Vodafone Idea plans to execute a network capital expenditure plan of about ₹45,000 crore over the financial years 2027-2029 to plug 4G coverage gaps and advance its 5G rollout. This is in addition to spectrum, interest, and spectrum usage charge (SUC) obligations totalling around ₹49,640 crore over the same three-year period.
To fund this, management expects total cash inflows of ₹60,000 crore from internal accruals, ₹35,000 crore from new debt, ₹4,700 crore via preferential issues, and ₹10,000 crore from tax and legal refunds.
However, Kotak characterised these projections as overly optimistic, stating, “We find its three-year EBITDA target ambitious”. The brokerage forecasts lower internal accruals of ₹44,000 crore over the financial years 2027 to 2029, which it expects will restrict actual capital expenditure to around ₹35,000 crore.
Maintains SELL rating
The brokerage firm maintained its “SELL” rating on the telecommunications operator, noting that while recent updates provide near-term funding cushion, the company’s structural path forward requires a difficult combination of substantial external debt, equity injections, and a massive operational recovery.
The mobile operator’s earnings before interest, taxes, depreciation, and amortisation stood at ₹4,889 crore for the fourth quarter of FY26, outperforming institutional expectations. The performance beat was driven by lower customer attrition and improved pricing metrics.
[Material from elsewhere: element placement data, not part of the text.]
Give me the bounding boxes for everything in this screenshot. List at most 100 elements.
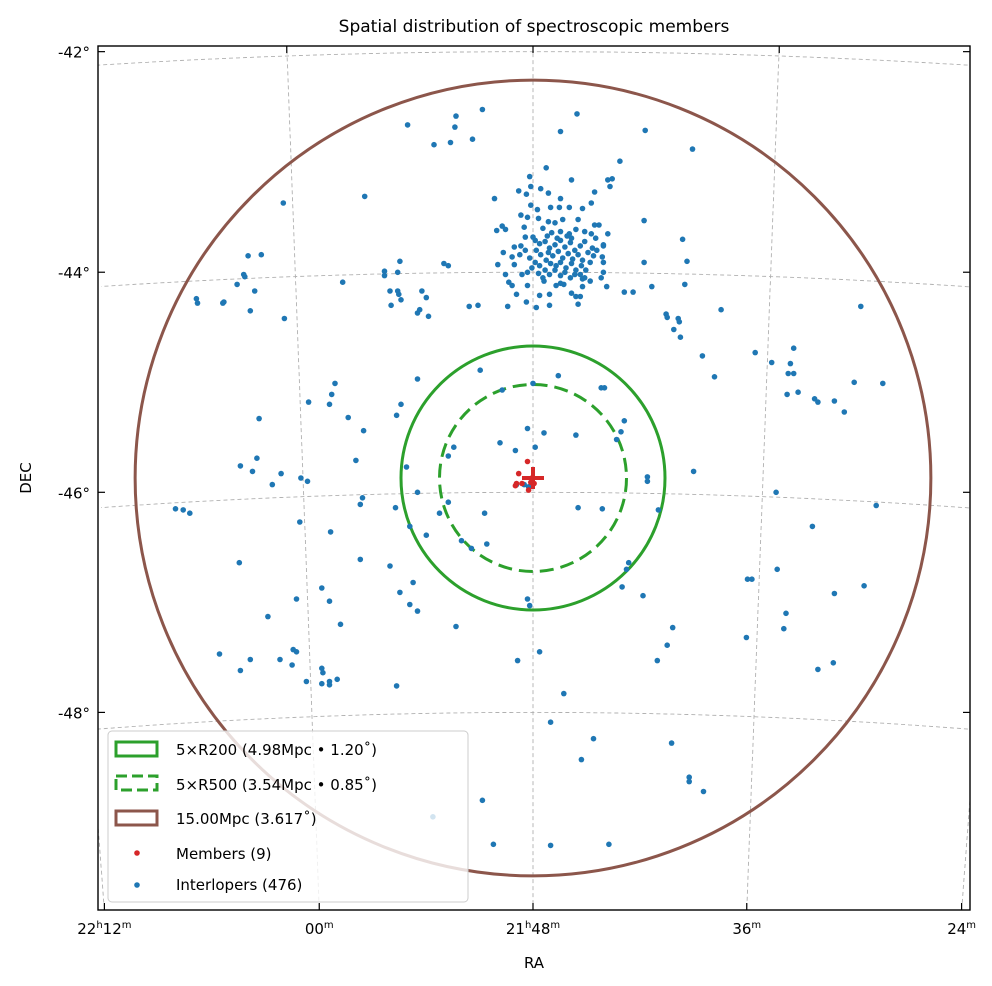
interloper-point xyxy=(592,235,599,241)
interloper-point xyxy=(699,353,706,359)
interloper-point xyxy=(543,165,549,171)
interloper-point xyxy=(180,507,186,513)
interloper-point xyxy=(194,300,201,306)
interloper-point xyxy=(598,275,604,281)
interloper-point xyxy=(404,122,411,128)
interloper-point xyxy=(564,233,570,239)
interloper-point xyxy=(579,257,586,264)
interloper-point xyxy=(858,303,864,310)
interloper-point xyxy=(468,545,475,552)
interloper-point xyxy=(441,260,447,267)
interloper-point xyxy=(499,387,506,393)
ra-tick-label-minutes: 24 xyxy=(947,920,966,938)
interloper-point xyxy=(381,268,388,275)
interloper-point xyxy=(579,205,586,212)
member-point xyxy=(519,480,525,487)
ra-tick-label-minutes: 12 xyxy=(103,920,122,938)
interloper-point xyxy=(562,244,568,250)
interloper-point xyxy=(861,583,867,589)
interloper-point xyxy=(831,398,838,404)
interloper-point xyxy=(573,432,579,438)
interloper-point xyxy=(630,289,636,295)
legend-patch-r200 xyxy=(114,740,159,758)
interloper-point xyxy=(536,262,543,269)
interloper-point xyxy=(590,253,597,259)
interloper-point xyxy=(532,444,538,451)
ra-tick-label-m: m xyxy=(122,920,132,931)
cluster-center-marker xyxy=(522,467,544,489)
interloper-point xyxy=(522,234,529,240)
interloper-point xyxy=(388,302,394,309)
interloper-point xyxy=(410,579,416,586)
ra-gridline xyxy=(746,50,780,910)
interloper-point xyxy=(563,265,569,271)
interloper-point xyxy=(671,326,677,333)
interloper-point xyxy=(245,253,251,259)
interloper-point xyxy=(345,414,352,421)
interloper-point xyxy=(873,502,879,509)
interloper-point xyxy=(534,206,541,213)
ra-tick-label-m: m xyxy=(324,920,334,931)
interloper-point xyxy=(475,302,481,309)
interloper-point xyxy=(790,370,797,377)
interloper-point xyxy=(479,797,486,804)
interloper-point xyxy=(623,566,630,573)
ra-tick-label-h: h xyxy=(96,920,102,931)
interloper-point xyxy=(479,106,486,113)
interloper-point xyxy=(526,255,533,261)
ra-tick-label-hours: 22 xyxy=(77,920,96,938)
interloper-point xyxy=(387,288,393,294)
interloper-point xyxy=(557,259,564,266)
member-point xyxy=(513,480,520,487)
interloper-point xyxy=(193,295,200,302)
interloper-point xyxy=(445,499,452,506)
interloper-point xyxy=(353,457,359,464)
interloper-point xyxy=(269,481,276,488)
interloper-point xyxy=(591,189,598,195)
interloper-point xyxy=(526,602,533,609)
interloper-point xyxy=(815,399,821,405)
interloper-point xyxy=(280,200,287,206)
interloper-point xyxy=(609,176,615,182)
interloper-point xyxy=(588,200,595,206)
dec-tick-label: -48° xyxy=(58,704,90,722)
interloper-point xyxy=(528,183,534,190)
plot-frame xyxy=(97,45,971,911)
scatter-points xyxy=(172,106,886,849)
interloper-point xyxy=(600,269,607,276)
interloper-point xyxy=(566,204,573,211)
ra-tick-label: 22h12m xyxy=(77,920,131,938)
interloper-point xyxy=(768,359,775,366)
interloper-point xyxy=(451,444,457,451)
interloper-point xyxy=(774,566,780,573)
interloper-point xyxy=(419,288,425,294)
interloper-point xyxy=(605,231,611,237)
interloper-point xyxy=(518,243,524,249)
interloper-point xyxy=(567,275,574,281)
interloper-point xyxy=(320,669,326,676)
interloper-point xyxy=(511,244,518,250)
ra-tick-label-m: m xyxy=(550,920,560,931)
interloper-point xyxy=(392,504,399,511)
interloper-point xyxy=(575,216,581,223)
interloper-point xyxy=(281,315,288,322)
interloper-point xyxy=(533,304,540,311)
interloper-point xyxy=(502,226,509,233)
interloper-point xyxy=(700,788,707,795)
circle-5xr200 xyxy=(399,344,667,612)
ra-tick-label-minutes: 00 xyxy=(305,920,324,938)
interloper-point xyxy=(677,334,684,341)
interloper-point xyxy=(581,238,588,245)
interloper-point xyxy=(334,676,341,683)
circle-5xr500 xyxy=(438,383,628,573)
interloper-point xyxy=(557,228,564,235)
interloper-point xyxy=(583,267,589,273)
interloper-point xyxy=(568,290,575,297)
ra-tick-label: 24m xyxy=(947,920,976,938)
interloper-point xyxy=(607,183,613,190)
interloper-point xyxy=(640,592,646,599)
interloper-point xyxy=(407,601,413,608)
interloper-point xyxy=(258,251,265,258)
interloper-point xyxy=(393,412,400,419)
interloper-point xyxy=(519,271,525,278)
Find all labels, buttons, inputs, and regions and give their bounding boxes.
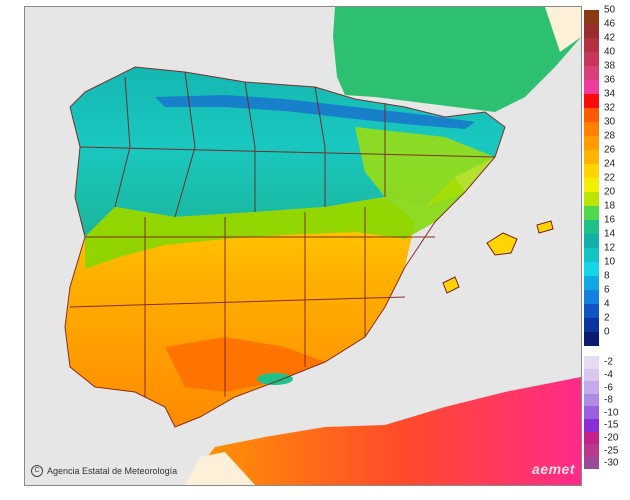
legend-label: 20 <box>604 186 616 198</box>
legend-label-negative: -30 <box>604 457 619 469</box>
legend-swatch <box>584 80 599 94</box>
legend-label-negative: -10 <box>604 407 619 419</box>
transition-band <box>85 177 465 269</box>
legend-swatch <box>584 304 599 318</box>
france-region <box>333 7 581 112</box>
legend-label-negative: -4 <box>604 369 613 381</box>
southern-iberia <box>65 197 415 427</box>
legend-label: 24 <box>604 158 616 170</box>
legend-label-negative: -25 <box>604 445 619 456</box>
legend-swatch-negative <box>584 381 599 394</box>
legend-swatch <box>584 276 599 290</box>
legend-swatch <box>584 192 599 206</box>
copyright-circle-icon: C <box>31 465 43 477</box>
legend-swatch <box>584 122 599 136</box>
province-borders <box>64 66 506 428</box>
legend-label: 36 <box>604 74 616 86</box>
legend-swatch <box>584 332 599 346</box>
legend-label-negative: -20 <box>604 432 619 444</box>
legend-label: 10 <box>604 256 616 268</box>
legend-swatch <box>584 220 599 234</box>
credit-line: C Agencia Estatal de Meteorología <box>31 465 177 477</box>
legend-swatch-negative <box>584 419 599 432</box>
morocco-blank <box>185 452 255 485</box>
legend-swatch <box>584 178 599 192</box>
legend-swatch <box>584 290 599 304</box>
legend-swatch <box>584 150 599 164</box>
map-canvas <box>25 7 581 485</box>
legend-swatch <box>584 136 599 150</box>
legend-swatch <box>584 38 599 52</box>
legend-swatch <box>584 94 599 108</box>
legend-label-negative: -2 <box>604 356 613 368</box>
legend-label: 2 <box>604 312 610 324</box>
legend-label: 42 <box>604 32 616 44</box>
legend-swatch <box>584 164 599 178</box>
legend-label: 46 <box>604 18 616 30</box>
north-africa <box>185 377 581 485</box>
legend-label-negative: -6 <box>604 382 613 393</box>
legend-label: 16 <box>604 214 616 226</box>
legend-label: 22 <box>604 172 616 184</box>
legend-swatch <box>584 318 599 332</box>
legend-label: 38 <box>604 60 616 72</box>
legend-swatch <box>584 52 599 66</box>
legend-swatch <box>584 206 599 220</box>
legend-label-negative: -8 <box>604 394 613 406</box>
legend-label: 26 <box>604 144 616 156</box>
legend-swatch-negative <box>584 406 599 419</box>
legend-swatch <box>584 234 599 248</box>
alps-region <box>545 7 581 52</box>
legend-label: 8 <box>604 270 610 282</box>
legend-label: 50 <box>604 4 616 16</box>
legend-label: 34 <box>604 88 616 100</box>
legend-swatch-negative <box>584 431 599 445</box>
legend-label: 12 <box>604 242 616 254</box>
aemet-logo: aemet <box>532 461 575 477</box>
legend-swatch-negative <box>584 368 599 382</box>
legend-label: 14 <box>604 228 616 240</box>
legend-swatch <box>584 108 599 122</box>
mountain-belt <box>155 95 475 129</box>
temperature-map: C Agencia Estatal de Meteorología aemet <box>24 6 582 486</box>
legend-swatch <box>584 10 599 24</box>
legend-swatch-negative <box>584 356 599 369</box>
legend-swatch <box>584 24 599 38</box>
island-borders <box>442 220 554 294</box>
guadalquivir-hot <box>165 337 325 392</box>
legend-label: 28 <box>604 130 616 142</box>
legend-label: 40 <box>604 46 616 58</box>
ebro-valley <box>355 127 495 207</box>
legend-label: 6 <box>604 284 610 296</box>
legend-swatch <box>584 66 599 80</box>
legend-label: 30 <box>604 116 616 128</box>
legend-label-negative: -15 <box>604 419 619 431</box>
legend-swatch-negative <box>584 444 599 457</box>
sierra-nevada <box>257 373 293 385</box>
legend-label: 4 <box>604 298 610 310</box>
legend-swatch-negative <box>584 393 599 407</box>
legend-swatch-negative <box>584 456 599 470</box>
credit-text: Agencia Estatal de Meteorología <box>47 466 178 476</box>
legend-label: 32 <box>604 102 616 114</box>
legend-label: 18 <box>604 200 616 212</box>
legend-swatch <box>584 262 599 276</box>
legend-label: 0 <box>604 326 610 338</box>
legend-swatch <box>584 248 599 262</box>
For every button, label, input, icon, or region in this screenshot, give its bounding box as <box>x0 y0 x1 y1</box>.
Wireless revenue for the fourth quarter reached ₹10,066.8 crore, a 2.8 per cent year-on-year increase and a sequential 0.2 per cent rise. The company’s blended average revenue per user (ARPU) rose to ₹174, up 6.1 per cent compared to the same period last year, supported by premiumisation as its 4G and 5G subscriber mix improved to 66.9 per cent. Management highlighted that customer ARPU, excluding machine-to-machine (M2M) connections, stood at ₹190.
Vodafone Idea’s total paying subscriber base ended the quarter at 19.28 crore, down marginally by 1 lakh sequentially, following a stabilisation in the customer base “for the first time since the merger in August 2018.
AGR DUES
A major relief for the company came from the Department of Telecommunications (DoT), which finalised Vodafone Idea’s Adjusted Gross Revenue (AGR) dues at about ₹64,050 crore, a reduction from the previously communicated figure of ₹87,700 crore. This review provides a benefit of ₹55,000 crore on a net present value (NPV) basis.
The revised payment schedule makes the regulatory liabilities heavily back-ended, requiring a minimum payment of ₹100 crore annually between the financial years 2032 and 2035, followed by six equal annual installments of ₹10,610 crore from the financial years 2036 to 2041.
Promoter support was also reinforced as the board approved the issuance of 430 crore warrants to an affiliate of the Aditya Birla Group at ₹11 per warrant, aggregating to ₹4,730 crore. Furthermore, Kumar Mangalam Birla took over as the Non-Executive Chairman of the board in May 2026.